I think that the next technology markets will be open and democratic. There's a lot of excitement around. The hurdles we're facing aren't all that big, and everyone can take part. Over time the power of small groups of users will decrease. I think this is the phase the Internet is in now.

So we are now in the middle of Web 2.0. What comes next – Web 3.0?

The term Web 2.0 gives the impression that a Web 3.0 is coming. But I'm not sure that the next technology boom will be attached to the World Wide Web. We still think primarily about interacting with a computer as typing on a keyboard and looking at a screen. But increasingly computers are fading into the background.

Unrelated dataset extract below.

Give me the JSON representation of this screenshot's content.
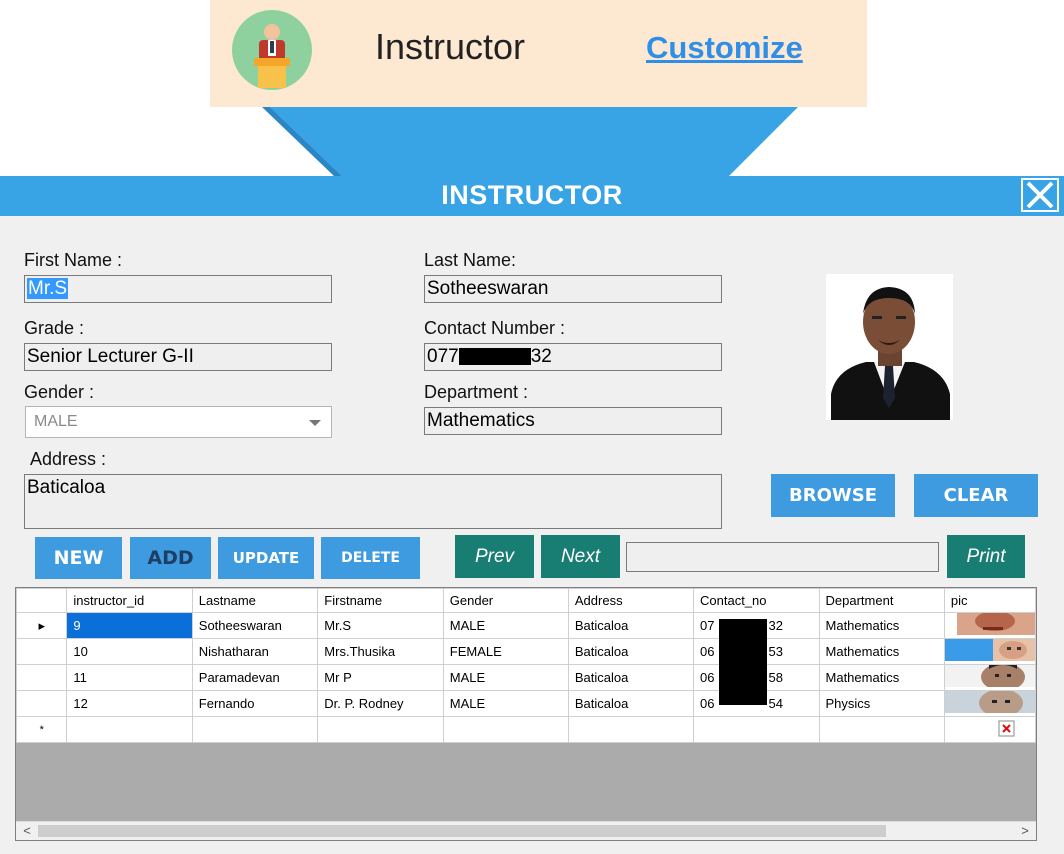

There are lots of different ways in which computing interfaces are changing. First of all there is the use of handheld devices or cell phones as a platform.

Think about how cameras are increasingly being equipped with GPS. Now, when you take a photograph, the location of that photograph will automatically be a part of the data uploaded to a Web 2.0 application like Flickr. All of a sudden the global brain is learning something that we did not actually explicitly tell it.

That means that something will be created by this community?

Yes, but people won't know they're doing it. We're heading in the direction of artificial intelligence. Of course there is still a person telling the program what to do. We're putting more and more information into the global network, and people are writing programs that create even more connections. It is as though the synapses of a collective brain are growing. I think we should expect some surprises.

But if people aren't aware of what is happening to their data, doesn’t that create a conflict with their right to privacy?

I think a lot of concerns about privacy will come up in the further development of Web 2.0. But I think it's really important to understand that people are willing to trade privacy for perceived benefit. I also think that the net gets a bit of a bad rap with regards to privacy. When you use a credit card, for example, you're revealing all kinds of very private information about yourself. People don't make a big fuss about that.

Are we looking at two societies – one that has access to the Internet and one that remains locked out?

With time I think that more people will have access to these technologies. The Internet will become more present – that means it will be accessible via telephone but also from different devices.

We think there are a billion computers out there. But really there is only one. That is what Web 2.0 is about – getting stitched together. And what we think of as a computer today – a stand-alone device – is just an access point to the global electronic brain that we're building.